Speaking before the gathered state Democratic leaders yesterday, Terry McAuliffe gave his postmortem on the election. In his relentlessly upbeat style he maintains, "We put everything that we had on the table," but I am not yet fully convinced (NYT). I say this not as someone who wants to excoriate our outgoing DNC chair and those who worked so hard on KE04, but in order to talk about what is needed for '06 and '08.
He confirms what I suggested here before: Though the Democrats had sophisticated data on voters similar to the data Republicans had, it was not used to target the persuadables as carefully and aggressively as the GOP had. On the one hand, the Times reports:
Mr. McAuliffe took pains not to criticize Mr. Kerry or his campaign. But he offered what amounted to unusual and effusive praise of the campaign run by Mr. Kerry's opponent, in particular its use of consumer modeling to identify and appeal to specific segments of Democratic and independent voters.
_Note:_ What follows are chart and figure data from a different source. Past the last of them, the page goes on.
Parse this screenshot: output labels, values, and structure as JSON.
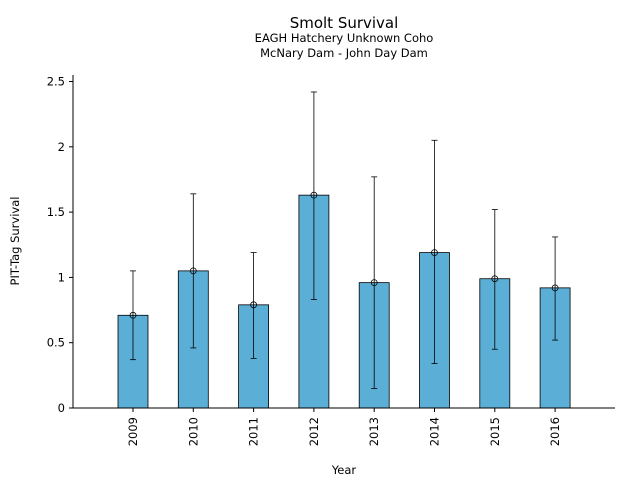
{
  "chart_data": {
    "type": "bar",
    "title": "Smolt Survival",
    "subtitle": [
      "EAGH Hatchery Unknown Coho",
      "McNary Dam - John Day Dam"
    ],
    "xlabel": "Year",
    "ylabel": "PIT-Tag Survival",
    "categories": [
      "2009",
      "2010",
      "2011",
      "2012",
      "2013",
      "2014",
      "2015",
      "2016"
    ],
    "values": [
      0.71,
      1.05,
      0.79,
      1.63,
      0.96,
      1.19,
      0.99,
      0.92
    ],
    "error_low": [
      0.37,
      0.46,
      0.38,
      0.83,
      0.15,
      0.34,
      0.45,
      0.52
    ],
    "error_high": [
      1.05,
      1.64,
      1.19,
      2.42,
      1.77,
      2.05,
      1.52,
      1.31
    ],
    "ylim": [
      0,
      2.55
    ],
    "yticks": [
      0,
      0.5,
      1,
      1.5,
      2,
      2.5
    ],
    "ytick_labels": [
      "0",
      "0.5",
      "1",
      "1.5",
      "2",
      "2.5"
    ],
    "bar_color": "#5bafd6",
    "grid": false,
    "legend": "none"
  }
}
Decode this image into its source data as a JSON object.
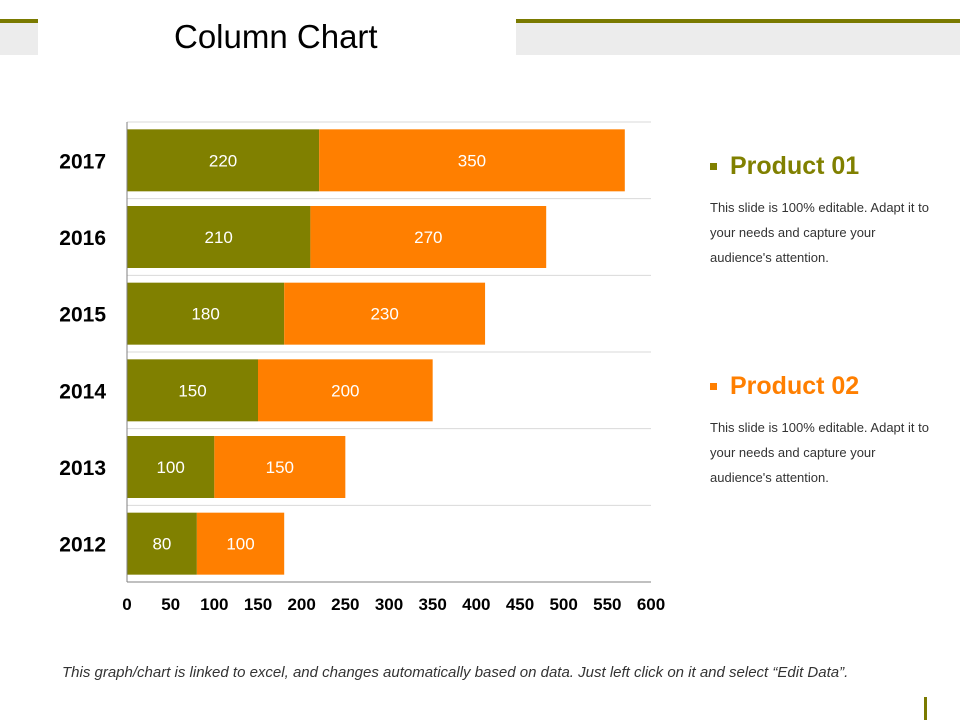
{
  "title": "Column Chart",
  "colors": {
    "product01": "#808000",
    "product02": "#ff7f00",
    "accent": "#7a7a00"
  },
  "chart_data": {
    "type": "bar",
    "orientation": "horizontal",
    "stacked": true,
    "categories": [
      "2017",
      "2016",
      "2015",
      "2014",
      "2013",
      "2012"
    ],
    "series": [
      {
        "name": "Product 01",
        "values": [
          220,
          210,
          180,
          150,
          100,
          80
        ]
      },
      {
        "name": "Product 02",
        "values": [
          350,
          270,
          230,
          200,
          150,
          100
        ]
      }
    ],
    "xlim": [
      0,
      600
    ],
    "xticks": [
      0,
      50,
      100,
      150,
      200,
      250,
      300,
      350,
      400,
      450,
      500,
      550,
      600
    ],
    "grid": true,
    "data_labels": true,
    "legend_placement": "right"
  },
  "legend": [
    {
      "label": "Product 01",
      "description": "This slide is 100% editable. Adapt it to your needs and capture your audience's attention."
    },
    {
      "label": "Product 02",
      "description": "This slide is 100% editable. Adapt it to your needs and capture your audience's attention."
    }
  ],
  "footnote": "This graph/chart is linked to excel, and changes automatically based on data. Just left click on it and select “Edit Data”."
}
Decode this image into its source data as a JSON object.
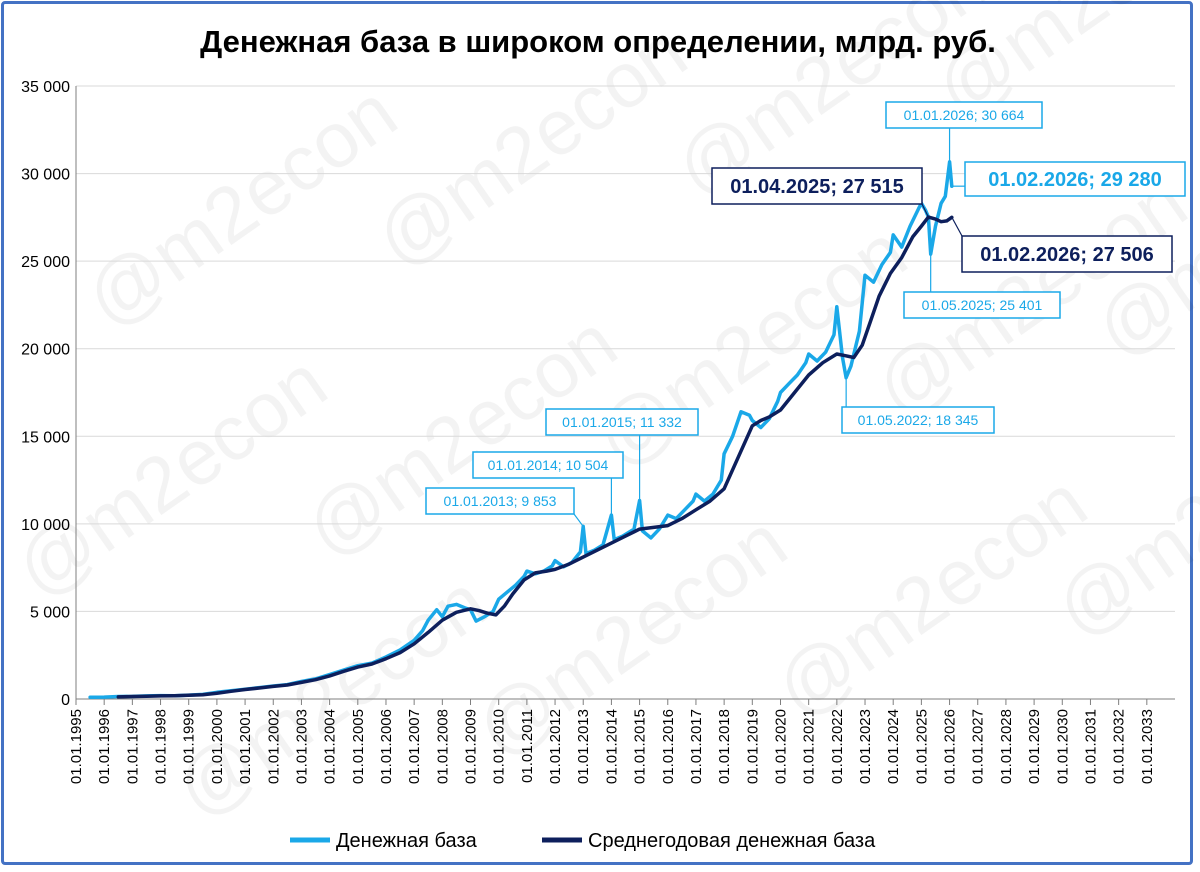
{
  "chart_data": {
    "type": "line",
    "title": "Денежная база в широком определении, млрд. руб.",
    "watermark": "@m2econ",
    "y_ticks": [
      "0",
      "5 000",
      "10 000",
      "15 000",
      "20 000",
      "25 000",
      "30 000",
      "35 000"
    ],
    "ylim": [
      0,
      35000
    ],
    "x_ticks": [
      "01.01.1995",
      "01.01.1996",
      "01.01.1997",
      "01.01.1998",
      "01.01.1999",
      "01.01.2000",
      "01.01.2001",
      "01.01.2002",
      "01.01.2003",
      "01.01.2004",
      "01.01.2005",
      "01.01.2006",
      "01.01.2007",
      "01.01.2008",
      "01.01.2009",
      "01.01.2010",
      "01.01.2011",
      "01.01.2012",
      "01.01.2013",
      "01.01.2014",
      "01.01.2015",
      "01.01.2016",
      "01.01.2017",
      "01.01.2018",
      "01.01.2019",
      "01.01.2020",
      "01.01.2021",
      "01.01.2022",
      "01.01.2023",
      "01.01.2024",
      "01.01.2025",
      "01.01.2026",
      "01.01.2027",
      "01.01.2028",
      "01.01.2029",
      "01.01.2030",
      "01.01.2031",
      "01.01.2032",
      "01.01.2033"
    ],
    "xlim": [
      1995.0,
      2034.0
    ],
    "grid": true,
    "legend_position": "bottom",
    "series": [
      {
        "name": "Денежная база",
        "color": "#1aa8e8",
        "points": [
          [
            1995.5,
            100
          ],
          [
            1996.0,
            110
          ],
          [
            1996.5,
            140
          ],
          [
            1997.0,
            150
          ],
          [
            1997.5,
            175
          ],
          [
            1998.0,
            195
          ],
          [
            1998.5,
            190
          ],
          [
            1999.0,
            220
          ],
          [
            1999.5,
            260
          ],
          [
            2000.0,
            380
          ],
          [
            2000.5,
            470
          ],
          [
            2001.0,
            560
          ],
          [
            2001.5,
            650
          ],
          [
            2002.0,
            740
          ],
          [
            2002.5,
            820
          ],
          [
            2003.0,
            1000
          ],
          [
            2003.5,
            1150
          ],
          [
            2004.0,
            1400
          ],
          [
            2004.5,
            1650
          ],
          [
            2005.0,
            1900
          ],
          [
            2005.5,
            2050
          ],
          [
            2006.0,
            2400
          ],
          [
            2006.5,
            2800
          ],
          [
            2007.0,
            3350
          ],
          [
            2007.3,
            3900
          ],
          [
            2007.5,
            4500
          ],
          [
            2007.8,
            5100
          ],
          [
            2008.0,
            4700
          ],
          [
            2008.2,
            5300
          ],
          [
            2008.5,
            5400
          ],
          [
            2008.8,
            5200
          ],
          [
            2009.0,
            5100
          ],
          [
            2009.2,
            4450
          ],
          [
            2009.5,
            4700
          ],
          [
            2009.8,
            5000
          ],
          [
            2010.0,
            5700
          ],
          [
            2010.3,
            6100
          ],
          [
            2010.6,
            6500
          ],
          [
            2010.9,
            7000
          ],
          [
            2011.0,
            7300
          ],
          [
            2011.3,
            7150
          ],
          [
            2011.6,
            7300
          ],
          [
            2011.9,
            7600
          ],
          [
            2012.0,
            7900
          ],
          [
            2012.3,
            7550
          ],
          [
            2012.6,
            7800
          ],
          [
            2012.9,
            8400
          ],
          [
            2013.0,
            9853
          ],
          [
            2013.1,
            8300
          ],
          [
            2013.4,
            8500
          ],
          [
            2013.7,
            8800
          ],
          [
            2014.0,
            10504
          ],
          [
            2014.1,
            9100
          ],
          [
            2014.4,
            9300
          ],
          [
            2014.8,
            9700
          ],
          [
            2015.0,
            11332
          ],
          [
            2015.1,
            9600
          ],
          [
            2015.4,
            9200
          ],
          [
            2015.7,
            9700
          ],
          [
            2016.0,
            10500
          ],
          [
            2016.3,
            10300
          ],
          [
            2016.6,
            10800
          ],
          [
            2016.9,
            11300
          ],
          [
            2017.0,
            11700
          ],
          [
            2017.3,
            11300
          ],
          [
            2017.6,
            11700
          ],
          [
            2017.9,
            12500
          ],
          [
            2018.0,
            14000
          ],
          [
            2018.3,
            15000
          ],
          [
            2018.6,
            16400
          ],
          [
            2018.9,
            16200
          ],
          [
            2019.0,
            15900
          ],
          [
            2019.3,
            15500
          ],
          [
            2019.6,
            16000
          ],
          [
            2019.9,
            17000
          ],
          [
            2020.0,
            17500
          ],
          [
            2020.3,
            18000
          ],
          [
            2020.6,
            18500
          ],
          [
            2020.9,
            19200
          ],
          [
            2021.0,
            19700
          ],
          [
            2021.3,
            19300
          ],
          [
            2021.6,
            19800
          ],
          [
            2021.9,
            20800
          ],
          [
            2022.0,
            22400
          ],
          [
            2022.2,
            19500
          ],
          [
            2022.33,
            18345
          ],
          [
            2022.5,
            19000
          ],
          [
            2022.8,
            21000
          ],
          [
            2023.0,
            24200
          ],
          [
            2023.3,
            23800
          ],
          [
            2023.6,
            24800
          ],
          [
            2023.9,
            25500
          ],
          [
            2024.0,
            26500
          ],
          [
            2024.3,
            25800
          ],
          [
            2024.6,
            27000
          ],
          [
            2024.9,
            28000
          ],
          [
            2025.0,
            28300
          ],
          [
            2025.15,
            27900
          ],
          [
            2025.25,
            27515
          ],
          [
            2025.33,
            25401
          ],
          [
            2025.5,
            27000
          ],
          [
            2025.7,
            28300
          ],
          [
            2025.85,
            28700
          ],
          [
            2026.0,
            30664
          ],
          [
            2026.08,
            29280
          ]
        ]
      },
      {
        "name": "Среднегодовая денежная база",
        "color": "#0d1f5c",
        "points": [
          [
            1996.5,
            120
          ],
          [
            1997.0,
            140
          ],
          [
            1997.5,
            160
          ],
          [
            1998.0,
            175
          ],
          [
            1998.5,
            190
          ],
          [
            1999.0,
            210
          ],
          [
            1999.5,
            240
          ],
          [
            2000.0,
            330
          ],
          [
            2000.5,
            440
          ],
          [
            2001.0,
            540
          ],
          [
            2001.5,
            630
          ],
          [
            2002.0,
            720
          ],
          [
            2002.5,
            800
          ],
          [
            2003.0,
            950
          ],
          [
            2003.5,
            1100
          ],
          [
            2004.0,
            1320
          ],
          [
            2004.5,
            1580
          ],
          [
            2005.0,
            1820
          ],
          [
            2005.5,
            2000
          ],
          [
            2006.0,
            2300
          ],
          [
            2006.5,
            2650
          ],
          [
            2007.0,
            3150
          ],
          [
            2007.5,
            3800
          ],
          [
            2008.0,
            4500
          ],
          [
            2008.5,
            4950
          ],
          [
            2009.0,
            5150
          ],
          [
            2009.3,
            5050
          ],
          [
            2009.6,
            4900
          ],
          [
            2009.9,
            4800
          ],
          [
            2010.2,
            5300
          ],
          [
            2010.5,
            6000
          ],
          [
            2010.9,
            6800
          ],
          [
            2011.3,
            7200
          ],
          [
            2011.7,
            7300
          ],
          [
            2012.0,
            7400
          ],
          [
            2012.5,
            7700
          ],
          [
            2013.0,
            8100
          ],
          [
            2013.5,
            8500
          ],
          [
            2014.0,
            8900
          ],
          [
            2014.5,
            9300
          ],
          [
            2015.0,
            9700
          ],
          [
            2015.5,
            9800
          ],
          [
            2016.0,
            9900
          ],
          [
            2016.5,
            10300
          ],
          [
            2017.0,
            10800
          ],
          [
            2017.5,
            11300
          ],
          [
            2018.0,
            12000
          ],
          [
            2018.5,
            13800
          ],
          [
            2019.0,
            15600
          ],
          [
            2019.3,
            15900
          ],
          [
            2019.6,
            16100
          ],
          [
            2020.0,
            16500
          ],
          [
            2020.5,
            17500
          ],
          [
            2021.0,
            18500
          ],
          [
            2021.5,
            19200
          ],
          [
            2022.0,
            19700
          ],
          [
            2022.3,
            19600
          ],
          [
            2022.6,
            19500
          ],
          [
            2022.9,
            20200
          ],
          [
            2023.2,
            21600
          ],
          [
            2023.5,
            23000
          ],
          [
            2023.9,
            24300
          ],
          [
            2024.3,
            25200
          ],
          [
            2024.7,
            26400
          ],
          [
            2025.0,
            27000
          ],
          [
            2025.25,
            27515
          ],
          [
            2025.5,
            27400
          ],
          [
            2025.7,
            27250
          ],
          [
            2025.9,
            27300
          ],
          [
            2026.08,
            27506
          ]
        ]
      }
    ],
    "annotations": [
      {
        "label": "01.01.2013; 9 853",
        "style": "light",
        "x": 2013.0,
        "y": 9853
      },
      {
        "label": "01.01.2014; 10 504",
        "style": "light",
        "x": 2014.0,
        "y": 10504
      },
      {
        "label": "01.01.2015; 11 332",
        "style": "light",
        "x": 2015.0,
        "y": 11332
      },
      {
        "label": "01.05.2022; 18 345",
        "style": "light",
        "x": 2022.33,
        "y": 18345
      },
      {
        "label": "01.05.2025; 25 401",
        "style": "light",
        "x": 2025.33,
        "y": 25401
      },
      {
        "label": "01.01.2026; 30 664",
        "style": "light",
        "x": 2026.0,
        "y": 30664
      },
      {
        "label": "01.02.2026;  29 280",
        "style": "light-big",
        "x": 2026.08,
        "y": 29280
      },
      {
        "label": "01.04.2025;  27 515",
        "style": "dark",
        "x": 2025.25,
        "y": 27515
      },
      {
        "label": "01.02.2026;  27 506",
        "style": "dark",
        "x": 2026.08,
        "y": 27506
      }
    ]
  }
}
On the other hand, these same data appear not to have been used as aggressively to broaden the Democratic coalition, which the Republicans clearly were doing:
He said Democrats were never able to catch up with a campaign that pressed Mr. Bush's opposition to same-sex marriage, to appeal in African-American churches; his opposition to late-term abortion, to appeal to Hispanics; and Mr. Kerry's support of gun control, to undercut Democrats in union households. While Republicans were doing that, Mr. McAuliffe said, Democrats were relying on more traditional means of drumming up turnout among typically Democratic areas.
"They were much more sophisticated in their message delivery, very specific targeted niche," he said. "Which is what we now need to do as a party."
Why exactly were we not doing so? Gore won the popular vote in 2000 but by a narrow margin, and reapportionment had shifted the advantage to red states since then. A Democratic strategy to use marketing data to firm up its base was a strategy to lose.
This is probably too harsh; I'm sure some effort was given to market to swing voters and maybe even Republican moderates. Nevertheless, the contrast is striking and is confirmed by the statements by McAuliffe this week and Ken Mehlman not long ago.
As Matt Stoller at MyDD and some others have written, McAuliffe did much to strengthen the party. For all the fears many had about the impact McCain-Feingold would have on Democratic fund-raising, the party is in better financial shape than at any point in recent memory. But the party no longer has an advantage in getting out the vote, and it found itself outmaneuvered in this election.
Fixing the problems need not result in self-immolation. The threats by MoveOn to take their toys and go home is hardly the right spirit. KE04 lost, but not by a lot. Our deep disappointment should not be mistaken for getting trounced; if anything, that merely confirms Bush's dubious claim to a mandate. There were some positives and the party should build on those rather than ripping it up from the roots.